I might have to update this later, "if" I get involved in the April Fool's Day.

Tuesday, March 1, 2011

I'm "back" in action

Okay, forgive the stupid pun, but I couldn't resist.

As you know last week I was experiencing back problems, and after sitting in my desk chair for 9 hours on Thursday, and feeling the pain, I did something I thought I would never do. I called a chiropractor. Now I have nothing against chiropractors, but I've always been skeptical. I happen to know someone who runs an office for a chiropractor, so I called and set up an appointment. Below is how my adventure went.

My wife had to drop me off, and go pick up our son. So I went in and talked with the chiropractor, and had some x-rays taken. Then they had me lay on a table, and hooked up the electro-stimulus machine (I'm not sure what it is really called.) I laid on the table for 20 minutes while my back muscles were stimulated, with an ice sheet on my back. I'm not sure that ice sheet sufficiently describes the experience. My back felt as if the chiropractor was Darth Vader, and I was Han Solo, and they were trying to freeze me in carbonite. The main difference was the Empire was in a recession, so they didn't have a full-body freezer and had to do it a bit at a time.

My wife showed up again, as they asked me to stand up and move to the next room. I felt really good, so I pushed up off the table, and quickly laid back down. They had somehow frozen my back into the most painful position it could be in. It took me about 5 minutes to walk 20 feet, and I was miserable. I got on an upright device, and they pivoted me down until I was horizontal. The chiropractor had my wife look at the heels of my feet as I lay there. There were not level, they were about 1.5 inches out of level, and the chiropractor told her that was one of the reasons my back hurt. He did some work on me, and brought them back into level. (I hope my use of carpentry terms makes sense, it's the only way I can describe it.)

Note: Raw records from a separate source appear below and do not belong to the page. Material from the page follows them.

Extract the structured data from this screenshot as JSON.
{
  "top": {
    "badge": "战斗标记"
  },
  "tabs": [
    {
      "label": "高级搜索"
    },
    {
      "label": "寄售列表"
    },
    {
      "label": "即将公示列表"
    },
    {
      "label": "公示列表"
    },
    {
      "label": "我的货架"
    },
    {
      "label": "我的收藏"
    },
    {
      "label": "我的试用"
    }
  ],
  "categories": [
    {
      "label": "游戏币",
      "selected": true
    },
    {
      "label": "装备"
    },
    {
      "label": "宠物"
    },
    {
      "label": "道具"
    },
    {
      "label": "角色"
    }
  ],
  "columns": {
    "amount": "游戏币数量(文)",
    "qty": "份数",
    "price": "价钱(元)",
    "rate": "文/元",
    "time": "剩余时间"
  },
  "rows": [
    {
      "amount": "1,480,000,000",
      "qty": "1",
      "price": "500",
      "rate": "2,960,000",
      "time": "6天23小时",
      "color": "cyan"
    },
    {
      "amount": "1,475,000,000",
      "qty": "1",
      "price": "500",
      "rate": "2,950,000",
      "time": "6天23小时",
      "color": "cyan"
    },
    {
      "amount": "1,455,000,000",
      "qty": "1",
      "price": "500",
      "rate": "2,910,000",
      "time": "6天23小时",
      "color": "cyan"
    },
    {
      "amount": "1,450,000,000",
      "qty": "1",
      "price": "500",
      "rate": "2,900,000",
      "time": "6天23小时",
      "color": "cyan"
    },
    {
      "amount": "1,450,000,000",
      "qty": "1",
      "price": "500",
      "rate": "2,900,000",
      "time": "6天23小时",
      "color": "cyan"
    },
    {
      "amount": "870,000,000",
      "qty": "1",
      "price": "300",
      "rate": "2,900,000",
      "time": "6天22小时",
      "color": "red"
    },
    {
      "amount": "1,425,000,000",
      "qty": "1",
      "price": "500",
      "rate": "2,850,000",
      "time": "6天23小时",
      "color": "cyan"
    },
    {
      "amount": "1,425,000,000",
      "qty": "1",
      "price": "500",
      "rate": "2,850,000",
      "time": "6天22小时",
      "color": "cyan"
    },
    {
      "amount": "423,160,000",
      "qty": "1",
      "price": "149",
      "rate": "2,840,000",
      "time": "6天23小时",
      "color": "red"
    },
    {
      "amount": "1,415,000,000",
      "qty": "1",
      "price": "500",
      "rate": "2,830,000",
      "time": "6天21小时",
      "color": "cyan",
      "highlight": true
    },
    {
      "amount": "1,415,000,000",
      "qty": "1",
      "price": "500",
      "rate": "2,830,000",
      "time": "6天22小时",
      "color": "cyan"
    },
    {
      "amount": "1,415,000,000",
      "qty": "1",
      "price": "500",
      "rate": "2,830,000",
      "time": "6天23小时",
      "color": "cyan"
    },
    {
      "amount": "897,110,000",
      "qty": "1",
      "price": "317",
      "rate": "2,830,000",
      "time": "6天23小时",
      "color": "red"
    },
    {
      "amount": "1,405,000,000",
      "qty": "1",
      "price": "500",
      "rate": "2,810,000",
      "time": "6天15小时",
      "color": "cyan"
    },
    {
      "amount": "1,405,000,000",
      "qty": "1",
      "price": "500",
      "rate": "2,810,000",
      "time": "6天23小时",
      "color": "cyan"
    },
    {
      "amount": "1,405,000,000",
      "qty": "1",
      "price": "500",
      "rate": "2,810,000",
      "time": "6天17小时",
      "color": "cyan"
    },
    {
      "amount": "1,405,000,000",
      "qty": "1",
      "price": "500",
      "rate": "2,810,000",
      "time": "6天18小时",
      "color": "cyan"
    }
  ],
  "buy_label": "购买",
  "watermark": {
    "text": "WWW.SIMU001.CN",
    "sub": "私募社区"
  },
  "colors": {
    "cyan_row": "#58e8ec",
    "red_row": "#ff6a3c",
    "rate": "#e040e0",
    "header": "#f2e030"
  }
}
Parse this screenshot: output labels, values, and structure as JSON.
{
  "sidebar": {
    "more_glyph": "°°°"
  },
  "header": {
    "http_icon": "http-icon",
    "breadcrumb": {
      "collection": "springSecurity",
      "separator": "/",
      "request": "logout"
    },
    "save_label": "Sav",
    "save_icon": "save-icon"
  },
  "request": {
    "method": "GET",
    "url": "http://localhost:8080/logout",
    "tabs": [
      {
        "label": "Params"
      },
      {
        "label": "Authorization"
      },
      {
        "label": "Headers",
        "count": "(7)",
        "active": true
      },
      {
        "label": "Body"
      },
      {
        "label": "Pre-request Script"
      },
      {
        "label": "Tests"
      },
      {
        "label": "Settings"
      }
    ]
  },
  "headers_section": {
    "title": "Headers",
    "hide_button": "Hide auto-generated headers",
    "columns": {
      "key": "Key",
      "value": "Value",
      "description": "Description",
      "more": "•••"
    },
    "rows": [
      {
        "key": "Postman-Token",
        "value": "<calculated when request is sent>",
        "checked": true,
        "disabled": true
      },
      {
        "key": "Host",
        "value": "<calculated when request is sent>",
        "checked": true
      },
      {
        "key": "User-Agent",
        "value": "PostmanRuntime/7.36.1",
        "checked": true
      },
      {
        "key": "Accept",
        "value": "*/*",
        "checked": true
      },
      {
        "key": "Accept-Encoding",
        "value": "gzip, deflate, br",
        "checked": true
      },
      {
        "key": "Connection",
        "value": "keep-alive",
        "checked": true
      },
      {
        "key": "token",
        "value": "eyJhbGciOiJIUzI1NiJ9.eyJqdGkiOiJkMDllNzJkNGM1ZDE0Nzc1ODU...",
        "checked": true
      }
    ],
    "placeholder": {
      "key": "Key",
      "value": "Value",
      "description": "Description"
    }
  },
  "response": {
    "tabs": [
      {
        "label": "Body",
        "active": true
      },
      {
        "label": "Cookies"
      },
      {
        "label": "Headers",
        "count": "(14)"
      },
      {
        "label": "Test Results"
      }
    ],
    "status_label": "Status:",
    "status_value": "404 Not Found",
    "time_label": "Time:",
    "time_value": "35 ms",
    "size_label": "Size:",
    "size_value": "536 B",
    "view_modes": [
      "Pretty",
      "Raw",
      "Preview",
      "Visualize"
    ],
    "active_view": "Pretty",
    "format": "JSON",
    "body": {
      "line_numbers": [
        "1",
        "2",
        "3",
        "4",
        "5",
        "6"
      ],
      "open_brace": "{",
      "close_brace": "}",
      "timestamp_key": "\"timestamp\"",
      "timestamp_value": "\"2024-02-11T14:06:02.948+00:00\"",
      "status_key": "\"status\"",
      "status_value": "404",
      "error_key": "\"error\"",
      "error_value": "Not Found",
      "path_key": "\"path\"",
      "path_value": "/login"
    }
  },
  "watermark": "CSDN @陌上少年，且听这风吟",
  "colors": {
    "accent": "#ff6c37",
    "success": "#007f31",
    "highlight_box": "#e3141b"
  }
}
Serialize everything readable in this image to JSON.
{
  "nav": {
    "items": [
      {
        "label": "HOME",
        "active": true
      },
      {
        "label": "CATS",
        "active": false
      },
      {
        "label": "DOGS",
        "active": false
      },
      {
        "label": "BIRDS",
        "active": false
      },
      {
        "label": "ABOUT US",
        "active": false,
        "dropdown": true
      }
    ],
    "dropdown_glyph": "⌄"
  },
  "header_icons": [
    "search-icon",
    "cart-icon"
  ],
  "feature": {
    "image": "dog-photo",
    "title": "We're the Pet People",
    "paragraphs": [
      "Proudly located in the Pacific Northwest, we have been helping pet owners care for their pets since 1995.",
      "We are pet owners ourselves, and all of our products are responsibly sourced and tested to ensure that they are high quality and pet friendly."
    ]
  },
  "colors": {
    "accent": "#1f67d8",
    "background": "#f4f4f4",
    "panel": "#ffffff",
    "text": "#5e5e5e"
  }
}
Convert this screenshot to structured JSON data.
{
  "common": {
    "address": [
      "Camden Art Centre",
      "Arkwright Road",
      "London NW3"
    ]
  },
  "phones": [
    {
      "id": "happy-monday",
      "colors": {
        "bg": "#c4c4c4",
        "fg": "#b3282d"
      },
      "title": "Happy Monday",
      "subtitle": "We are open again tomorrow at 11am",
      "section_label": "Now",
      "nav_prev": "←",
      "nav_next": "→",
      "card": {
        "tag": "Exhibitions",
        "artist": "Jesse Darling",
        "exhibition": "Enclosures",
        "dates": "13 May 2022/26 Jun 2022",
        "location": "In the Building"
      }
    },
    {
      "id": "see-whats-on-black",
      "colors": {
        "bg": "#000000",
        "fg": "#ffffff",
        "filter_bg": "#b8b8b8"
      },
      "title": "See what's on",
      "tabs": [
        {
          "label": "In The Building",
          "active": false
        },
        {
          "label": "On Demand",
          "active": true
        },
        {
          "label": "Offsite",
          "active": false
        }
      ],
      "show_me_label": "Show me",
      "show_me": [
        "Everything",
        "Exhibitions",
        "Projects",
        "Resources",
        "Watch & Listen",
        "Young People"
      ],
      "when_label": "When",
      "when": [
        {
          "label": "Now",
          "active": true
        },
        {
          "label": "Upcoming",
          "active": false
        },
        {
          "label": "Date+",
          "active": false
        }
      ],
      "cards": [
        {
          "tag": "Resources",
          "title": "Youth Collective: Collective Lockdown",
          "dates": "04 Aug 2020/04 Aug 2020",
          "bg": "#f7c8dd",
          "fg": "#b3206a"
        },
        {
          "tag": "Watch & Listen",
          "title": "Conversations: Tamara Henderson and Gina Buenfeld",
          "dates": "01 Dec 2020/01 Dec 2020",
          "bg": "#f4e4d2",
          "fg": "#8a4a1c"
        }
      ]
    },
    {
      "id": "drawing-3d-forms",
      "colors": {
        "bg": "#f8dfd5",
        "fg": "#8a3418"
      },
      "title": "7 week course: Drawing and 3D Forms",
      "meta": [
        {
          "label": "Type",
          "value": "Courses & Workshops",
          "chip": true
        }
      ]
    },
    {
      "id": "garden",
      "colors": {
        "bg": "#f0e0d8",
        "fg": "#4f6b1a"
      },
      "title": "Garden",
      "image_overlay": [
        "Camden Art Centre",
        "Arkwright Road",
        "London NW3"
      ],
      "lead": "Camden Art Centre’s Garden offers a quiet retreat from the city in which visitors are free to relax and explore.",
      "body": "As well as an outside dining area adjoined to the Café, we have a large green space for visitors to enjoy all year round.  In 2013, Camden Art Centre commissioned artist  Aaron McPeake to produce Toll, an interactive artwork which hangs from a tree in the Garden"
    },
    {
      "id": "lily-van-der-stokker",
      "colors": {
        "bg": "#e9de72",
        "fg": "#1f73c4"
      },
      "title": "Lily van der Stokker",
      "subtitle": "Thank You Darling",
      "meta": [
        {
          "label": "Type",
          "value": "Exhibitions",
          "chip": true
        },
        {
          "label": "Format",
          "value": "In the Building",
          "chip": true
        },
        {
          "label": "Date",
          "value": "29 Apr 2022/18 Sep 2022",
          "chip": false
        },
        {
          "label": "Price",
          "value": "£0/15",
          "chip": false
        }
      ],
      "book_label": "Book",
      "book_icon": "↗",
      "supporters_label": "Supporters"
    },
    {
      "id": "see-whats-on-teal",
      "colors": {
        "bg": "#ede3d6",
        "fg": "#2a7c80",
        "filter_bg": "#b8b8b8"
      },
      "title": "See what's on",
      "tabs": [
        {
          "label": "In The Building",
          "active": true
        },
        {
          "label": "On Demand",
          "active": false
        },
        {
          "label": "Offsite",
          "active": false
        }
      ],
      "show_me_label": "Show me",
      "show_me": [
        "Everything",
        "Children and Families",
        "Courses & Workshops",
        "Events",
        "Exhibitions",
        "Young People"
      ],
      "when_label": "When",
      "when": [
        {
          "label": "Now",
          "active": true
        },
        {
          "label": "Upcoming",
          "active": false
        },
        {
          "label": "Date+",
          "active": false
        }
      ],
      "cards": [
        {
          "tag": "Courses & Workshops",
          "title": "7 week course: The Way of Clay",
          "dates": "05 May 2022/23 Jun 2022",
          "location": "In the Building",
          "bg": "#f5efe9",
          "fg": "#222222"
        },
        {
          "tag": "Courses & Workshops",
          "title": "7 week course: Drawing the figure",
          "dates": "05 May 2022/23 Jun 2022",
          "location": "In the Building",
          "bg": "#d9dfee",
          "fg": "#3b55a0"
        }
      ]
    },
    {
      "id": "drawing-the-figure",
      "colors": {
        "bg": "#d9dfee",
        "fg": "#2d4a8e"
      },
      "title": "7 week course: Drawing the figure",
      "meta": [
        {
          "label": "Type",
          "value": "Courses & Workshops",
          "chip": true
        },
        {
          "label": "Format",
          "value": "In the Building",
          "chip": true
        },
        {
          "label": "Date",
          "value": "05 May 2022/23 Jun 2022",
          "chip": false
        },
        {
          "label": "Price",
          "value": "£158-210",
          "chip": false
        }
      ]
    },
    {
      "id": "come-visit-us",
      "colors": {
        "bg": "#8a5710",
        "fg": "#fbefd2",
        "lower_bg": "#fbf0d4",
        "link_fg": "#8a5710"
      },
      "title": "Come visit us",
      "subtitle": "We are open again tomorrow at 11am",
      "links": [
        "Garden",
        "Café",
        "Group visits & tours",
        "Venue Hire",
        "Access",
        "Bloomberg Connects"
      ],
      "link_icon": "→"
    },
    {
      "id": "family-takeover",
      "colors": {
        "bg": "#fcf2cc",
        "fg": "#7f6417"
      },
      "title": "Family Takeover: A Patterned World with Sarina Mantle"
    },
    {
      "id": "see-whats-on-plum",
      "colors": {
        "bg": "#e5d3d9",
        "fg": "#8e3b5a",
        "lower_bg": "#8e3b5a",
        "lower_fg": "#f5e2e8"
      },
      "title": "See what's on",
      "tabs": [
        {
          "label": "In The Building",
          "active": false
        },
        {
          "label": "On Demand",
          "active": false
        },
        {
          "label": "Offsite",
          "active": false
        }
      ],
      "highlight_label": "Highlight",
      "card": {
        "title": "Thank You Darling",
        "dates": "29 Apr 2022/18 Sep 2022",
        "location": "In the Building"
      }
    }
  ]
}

He raised me up, and I thought I was done, but my back still hurt. He had me sit in a chair, and popped, I mean aligned my neck. That felt great, but again not much for my back. He had me stand up, and move to another room where the real magic would take place. I laid down, on my side this time, and my back was aligned. By this I mean that a 200 pound man climbed up on me, and focused all of his weight and strength on one of my arms, and one of my legs. It was great! He used the shampoo technique, it was align, reverse, repeat. My back felt so much better. I was a little bit tender still, but it was livable. I went back in the next day, and had the same experience, but this time the ice sheet didn't freeze me in pain.

Well, long-story short, I am down up and around, and have just a little tenderness in my back. I went to the gym last night for the first time since the chiropractor. My back was a little sore after, but I iced it, and it feels fine this morning.

As for how the gym is going, my wife wanted me to post this picture to show my progress. The picture on the left is me in 2006, the first day of work in a new office (I found it on our corporate intranet yesterday,) the picture on the right is a self portrait from yesterday. In between these two pictures I put on about 15 pounds, so in the second picture I'm only about five pounds lighter than the first picture. I think that I've slimmed down noticeably, but then again I'm biased!